“In those days, the kids went barefoot, so occasionally, we’d step on a nail,” recalled Ray Fruechte about his early 1900s boyhood in rural Portland Prairie, northwest of Eitzen. “… we would take a foot pan, put a little water in it with carbolic acid in the water, mix it up and then soak our foot in that. Later on, we used iodine and mercuricomb (mercurochrome), followed by the wonder drugs sulpha (sulfa) and penicillin.
Fruechte pointed out there were “local wonder drugs” available in Houston County, even a few years before his birth. In 1904, the area celebrated the 50th anniversary of the 1854 founding of Houston County. The businessmen of Caledonia published a booklet about the history of Houston County, which also contained ads for their local businesses. The Belden-Fullerton-Rhines Medical Company was a Caledonia manufacturing enterprise owned and operated by registered pharmacist W. D. Belden, veterinarian I. F. Fullerton and medical doctor D. C. Rhines.

Top photo courtesy of Don Ellestad Bottom photo by Lee Epps
One ad stated, “A great success – Dr. I. F. Fullerton’s Heave Electuary. Nothing made or sold like it. It is a specialty of Dr. Fullerton’s which he has used with wonderful success in his practice. When directions are followed, it affords quick relief and will cure all curable diseases.” Fruechte assumed that the veterinarian’s wonder drug was used only to treat animals.
Dr. Rhines also had an ad in this booklet. “Popular remedies manufactured in Houston County, originated by and prescribed by Dr. D. C. Rhines. Old folks tonic. The greatest of all tonics and restoratives for invalids and old people. Imparts new life and vigor.” Fruechte commented, “I wish at (age) 89, that this would be available today.”
That same Dr. Rhines had come to the Fruechte family farm from Caledonia in a horse-drawn sled for Ray’s 1911 birth on what the weather bureau called the “coldest January 3 on record.” Another Dr. Rhines episode came when little Ray, with a recurring hacking cough, was taken to the doctor’s office. “Dr. Rhines told me to open my mouth and say “ah,” and he looked into the back of my mouth. “Well,” he said, “I don’t think it’s anything very serious, but if that cough persists, bring him in again, and maybe we’ll have to do a little surgery on him.” Fruechte claimed Dr. Rhines must have been a “very good doctor, because the threat of surgery” cured his cough.
During Fruechte’s childhood summers, around 1920, there were traveling “medicine shows,” which came to Eitzen, charging about 10 cents to enter a large tent to watch a silent movie, usually a western. “That was just down our alley,” noted Fruechte. But there were live, pre-show commercials when a barker would tout the amazing benefits of near-miraculous medicines. One year, he recalled a medicine called “Cooling,” which sold for a buck a bottle. “That was supposed to cure just about everything; make you feel better at least.”
The same crew also offered healing oil that was 35 cents a bottle. “The fellow would take the insole of a shoe, pour some healing oil on the insole, and before long you could see the bottom becoming wet. He’d say, “that’s just what happens. This healing oil soaks through the skin, goes into your muscle and relieves the pain.”
Fruechte had a serious medical emergency, just before his 18th birthday. Home on Christmas break while a student at the School of Agriculture in St. Paul, he had an attack of appendicitis and was put in the Caledonia hospital for surgery.
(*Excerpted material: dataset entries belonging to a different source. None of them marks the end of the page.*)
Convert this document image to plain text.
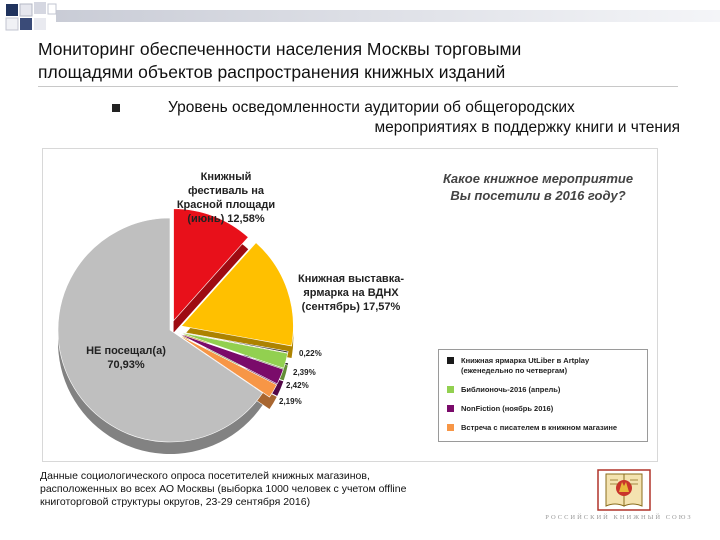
Мониторинг обеспеченности населения Москвы торговыми
площадями объектов распространения книжных изданий
Уровень осведомленности аудитории об общегородских
мероприятиях в поддержку книги и чтения
Какое книжное мероприятие
Вы посетили в 2016 году?
Книжный
фестиваль на
Красной площади
(июнь) 12,58%
Книжная выставка-
ярмарка на ВДНХ
(сентябрь) 17,57%
НЕ посещал(а)
70,93%
0,22%
2,39%
2,42%
2,19%
Книжная ярмарка UtLiber в Artplay
(еженедельно по четвергам)
Библионочь-2016 (апрель)
NonFiction (ноябрь 2016)
Встреча с писателем в книжном магазине
Данные социологического опроса посетителей книжных магазинов,
расположенных во всех АО Москвы (выборка 1000 человек с учетом offline
книготорговой структуры округов, 23-29 сентября 2016)
РОССИЙСКИЙ КНИЖНЫЙ СОЮЗ
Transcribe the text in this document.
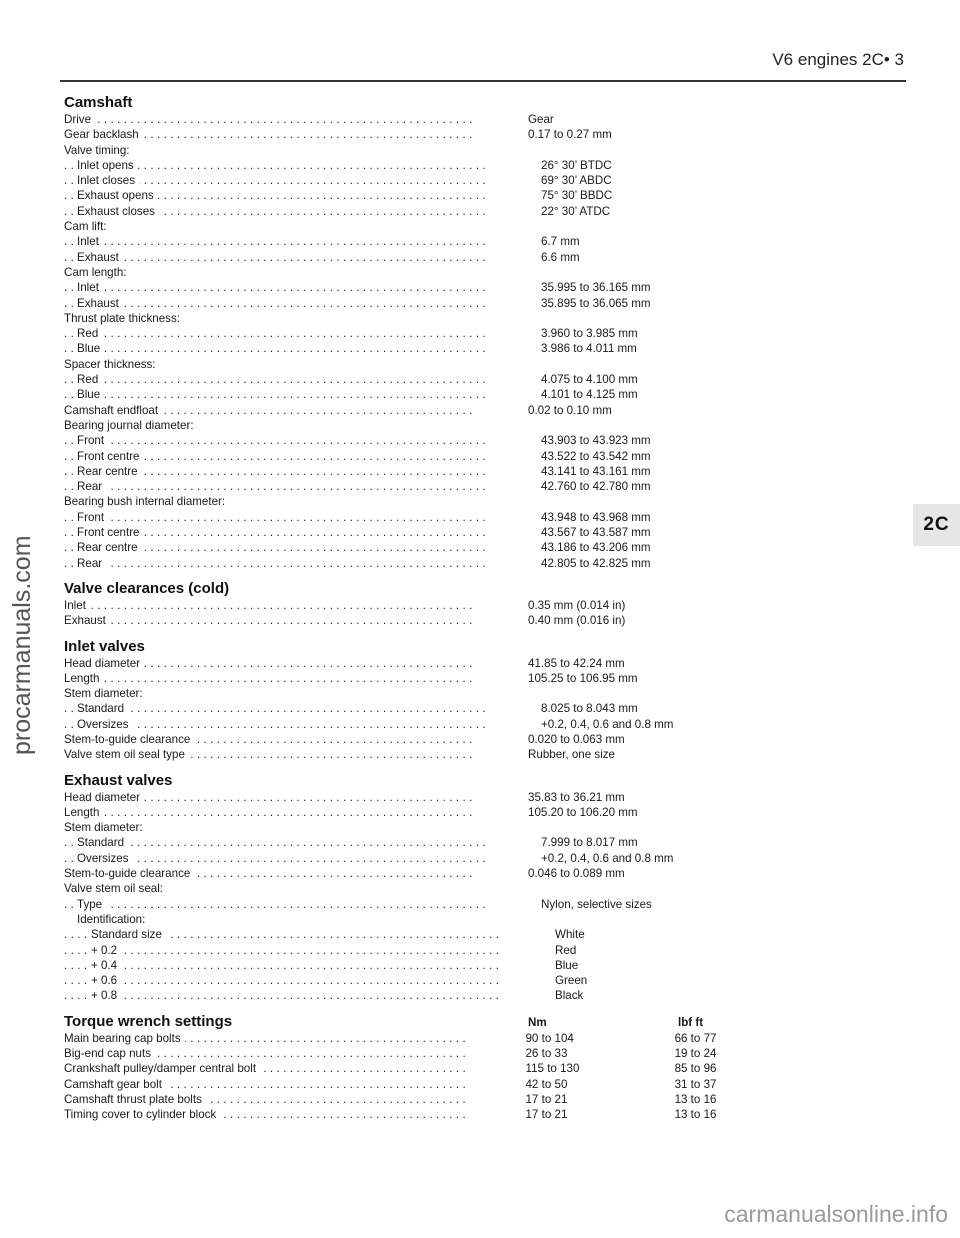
V6 engines 2C• 3
2C
procarmanuals.com
carmanualsonline.info
Camshaft
Drive . . .	Gear
Gear backlash . . .	0.17 to 0.27 mm
Valve timing:
Inlet opens . . .	26° 30’ BTDC
Inlet closes . . .	69° 30’ ABDC
Exhaust opens . . .	75° 30’ BBDC
Exhaust closes . . .	22° 30’ ATDC
Cam lift:
Inlet . . .	6.7 mm
Exhaust . . .	6.6 mm
Cam length:
Inlet . . .	35.995 to 36.165 mm
Exhaust . . .	35.895 to 36.065 mm
Thrust plate thickness:
Red . . .	3.960 to 3.985 mm
Blue . . .	3.986 to 4.011 mm
Spacer thickness:
Red . . .	4.075 to 4.100 mm
Blue . . .	4.101 to 4.125 mm
Camshaft endfloat . . .	0.02 to 0.10 mm
Bearing journal diameter:
Front . . .	43.903 to 43.923 mm
Front centre . . .	43.522 to 43.542 mm
Rear centre . . .	43.141 to 43.161 mm
Rear . . .	42.760 to 42.780 mm
Bearing bush internal diameter:
Front . . .	43.948 to 43.968 mm
Front centre . . .	43.567 to 43.587 mm
Rear centre . . .	43.186 to 43.206 mm
Rear . . .	42.805 to 42.825 mm
Valve clearances (cold)
Inlet . . .	0.35 mm (0.014 in)
Exhaust . . .	0.40 mm (0.016 in)
Inlet valves
Head diameter . . .	41.85 to 42.24 mm
Length . . .	105.25 to 106.95 mm
Stem diameter:
Standard . . .	8.025 to 8.043 mm
Oversizes . . .	+0.2, 0.4, 0.6 and 0.8 mm
Stem-to-guide clearance . . .	0.020 to 0.063 mm
Valve stem oil seal type . . .	Rubber, one size
Exhaust valves
Head diameter . . .	35.83 to 36.21 mm
Length . . .	105.20 to 106.20 mm
Stem diameter:
Standard . . .	7.999 to 8.017 mm
Oversizes . . .	+0.2, 0.4, 0.6 and 0.8 mm
Stem-to-guide clearance . . .	0.046 to 0.089 mm
Valve stem oil seal:
Type . . .	Nylon, selective sizes
Identification:
Standard size . . .	White
+ 0.2 . . .	Red
+ 0.4 . . .	Blue
+ 0.6 . . .	Green
+ 0.8 . . .	Black
Torque wrench settings	Nm	lbf ft
Main bearing cap bolts . . .	90 to 104	66 to 77
Big-end cap nuts . . .	26 to 33	19 to 24
Crankshaft pulley/damper central bolt . . .	115 to 130	85 to 96
Camshaft gear bolt . . .	42 to 50	31 to 37
Camshaft thrust plate bolts . . .	17 to 21	13 to 16
Timing cover to cylinder block . . .	17 to 21	13 to 16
“They put me in the operating room, gave me “laughing gas,” which made me kind of silly. Then they gave me ether, and that put me out. When I woke up, I had an awful cough, which hurt. I suppose it was the ether in the lungs that made me cough. At that time, they kept people who had an appendectomy in the hospital for about two weeks. I spent Christmas, New Year’s and my birthday in the hospital.”
About 11 o’clock, on New Year’s Eve, a nurse – in a celebratory mood – took a bottle of beer out of a private refrigerator. “That was how we spent the first minutes of 1930!”
This column is based on personal recollections of 89-year-old Ray Fruechte (1911-2003) published in 2001 in Caledonia Pride.